Alexandre Pouchkine
Il y a de ces classiques que chaque nouvelle édition encourage à relire, toujours avec le même entrain, chaque fois récompensé par le génie du texte. La Dame de pique de Pouchkine est assurément de ceux-là. Lorsque s’y ajoute l’intérêt majeur d’une nouvelle traduction par André Markowicz, l’enthousiasme se conjugue à l’impératif !
Deux idées fixes ne peuvent pas exister ensemble dans une nature morale, de même que deux corps ne peuvent pas occuper la même place dans le monde physique.
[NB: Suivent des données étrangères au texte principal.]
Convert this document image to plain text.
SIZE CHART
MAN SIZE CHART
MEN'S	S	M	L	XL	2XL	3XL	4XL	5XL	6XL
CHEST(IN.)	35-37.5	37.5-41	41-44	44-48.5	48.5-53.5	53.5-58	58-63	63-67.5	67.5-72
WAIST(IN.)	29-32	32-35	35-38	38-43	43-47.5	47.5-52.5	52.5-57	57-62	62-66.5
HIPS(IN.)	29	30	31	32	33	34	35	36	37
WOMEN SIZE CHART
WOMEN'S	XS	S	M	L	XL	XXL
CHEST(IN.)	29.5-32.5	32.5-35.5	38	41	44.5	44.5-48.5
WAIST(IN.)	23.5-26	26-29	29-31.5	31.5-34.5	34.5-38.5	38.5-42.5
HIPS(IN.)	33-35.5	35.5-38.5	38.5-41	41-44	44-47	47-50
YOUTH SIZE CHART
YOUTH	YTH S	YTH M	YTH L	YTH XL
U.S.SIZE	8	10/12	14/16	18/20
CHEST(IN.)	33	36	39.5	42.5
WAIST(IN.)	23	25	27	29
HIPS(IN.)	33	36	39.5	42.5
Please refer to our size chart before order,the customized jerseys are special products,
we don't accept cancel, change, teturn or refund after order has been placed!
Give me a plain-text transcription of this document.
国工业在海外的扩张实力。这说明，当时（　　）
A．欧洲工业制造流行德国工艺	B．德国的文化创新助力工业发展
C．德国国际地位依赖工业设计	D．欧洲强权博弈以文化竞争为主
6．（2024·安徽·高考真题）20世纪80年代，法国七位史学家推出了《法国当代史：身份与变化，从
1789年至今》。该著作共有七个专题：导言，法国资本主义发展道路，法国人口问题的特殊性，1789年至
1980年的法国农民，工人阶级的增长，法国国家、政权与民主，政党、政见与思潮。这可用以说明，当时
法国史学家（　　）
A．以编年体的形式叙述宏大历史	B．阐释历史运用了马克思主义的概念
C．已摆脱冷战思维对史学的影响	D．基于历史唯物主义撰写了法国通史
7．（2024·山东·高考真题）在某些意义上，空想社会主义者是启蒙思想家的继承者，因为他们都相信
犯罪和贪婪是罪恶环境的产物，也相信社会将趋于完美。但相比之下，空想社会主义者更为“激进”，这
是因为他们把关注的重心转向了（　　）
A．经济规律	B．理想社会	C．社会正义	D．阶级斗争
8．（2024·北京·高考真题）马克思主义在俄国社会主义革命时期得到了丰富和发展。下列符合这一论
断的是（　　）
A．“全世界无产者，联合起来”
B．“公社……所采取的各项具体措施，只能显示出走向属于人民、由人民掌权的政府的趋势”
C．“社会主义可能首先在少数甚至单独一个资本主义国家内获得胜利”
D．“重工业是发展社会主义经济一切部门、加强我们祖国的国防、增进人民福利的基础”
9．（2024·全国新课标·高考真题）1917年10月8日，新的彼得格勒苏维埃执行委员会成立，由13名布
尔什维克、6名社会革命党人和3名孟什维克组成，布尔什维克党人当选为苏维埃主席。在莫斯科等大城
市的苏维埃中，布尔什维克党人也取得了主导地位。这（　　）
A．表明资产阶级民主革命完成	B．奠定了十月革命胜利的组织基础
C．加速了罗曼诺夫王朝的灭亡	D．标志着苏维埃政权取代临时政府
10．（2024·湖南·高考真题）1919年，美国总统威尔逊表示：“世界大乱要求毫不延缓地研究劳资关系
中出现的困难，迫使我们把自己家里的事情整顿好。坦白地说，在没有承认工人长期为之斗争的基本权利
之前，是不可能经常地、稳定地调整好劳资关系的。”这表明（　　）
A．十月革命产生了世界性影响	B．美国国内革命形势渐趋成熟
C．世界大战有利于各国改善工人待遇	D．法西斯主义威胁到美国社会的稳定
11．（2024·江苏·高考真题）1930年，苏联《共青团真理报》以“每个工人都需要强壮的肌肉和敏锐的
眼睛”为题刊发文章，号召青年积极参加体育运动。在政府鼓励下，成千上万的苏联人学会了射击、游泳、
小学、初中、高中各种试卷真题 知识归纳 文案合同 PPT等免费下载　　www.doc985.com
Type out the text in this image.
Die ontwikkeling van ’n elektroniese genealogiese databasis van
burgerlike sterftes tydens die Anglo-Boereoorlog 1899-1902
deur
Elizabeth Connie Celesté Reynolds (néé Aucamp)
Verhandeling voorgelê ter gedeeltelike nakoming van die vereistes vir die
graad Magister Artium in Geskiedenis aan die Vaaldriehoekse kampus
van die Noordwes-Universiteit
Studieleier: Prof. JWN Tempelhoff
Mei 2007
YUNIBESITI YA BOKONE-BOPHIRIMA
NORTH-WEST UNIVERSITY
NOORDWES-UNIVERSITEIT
S’il est un classique de la littérature russe, c’est bien la Dame de pique d’Alexandre Pouchkine , peut-être le premier des grands auteurs slaves. Une nouvelle fois réédité, il s’avère toujours aussi surprenant. Car c’est André Markowicz qui nous le fait redécouvrir, gageure pour cette œuvre qu’on ne peut pourtant pas oublier si aisément. Cette sensation d’une lecture inédite provient bien sûr de la traduction, mais aussi des commentaires de Markowicz, qui nous éclairent tant sur les termes du jeu de cartes que sur les subtilités d’une langue qui, mal comprise ou interprétée gauchement, risquerait d’entraîner des malentendus et de perdre le lecteur contemporain francophone.
Ce que cette édition met notamment en relief, c’est la francophilie d’Alexandre Pouchkine — et de la Russie de l’époque en général. En témoignent par exemple les épigraphes en français dans le texte d’origine ou encore la comparaison d’un des personnages principaux avec Napoléon. Très admiratif de Racine ou de Molière, Pouchkine opère dans cette magnifique nouvelle rien de moins qu’un renouvellement de sa langue maternelle
L’histoire débute lors d’une soirée de « pharaon ». De ce jeu de cartes en vogue à la cour de Versailles, Pouchkine va faire le centre de gravité de sa nouvelle.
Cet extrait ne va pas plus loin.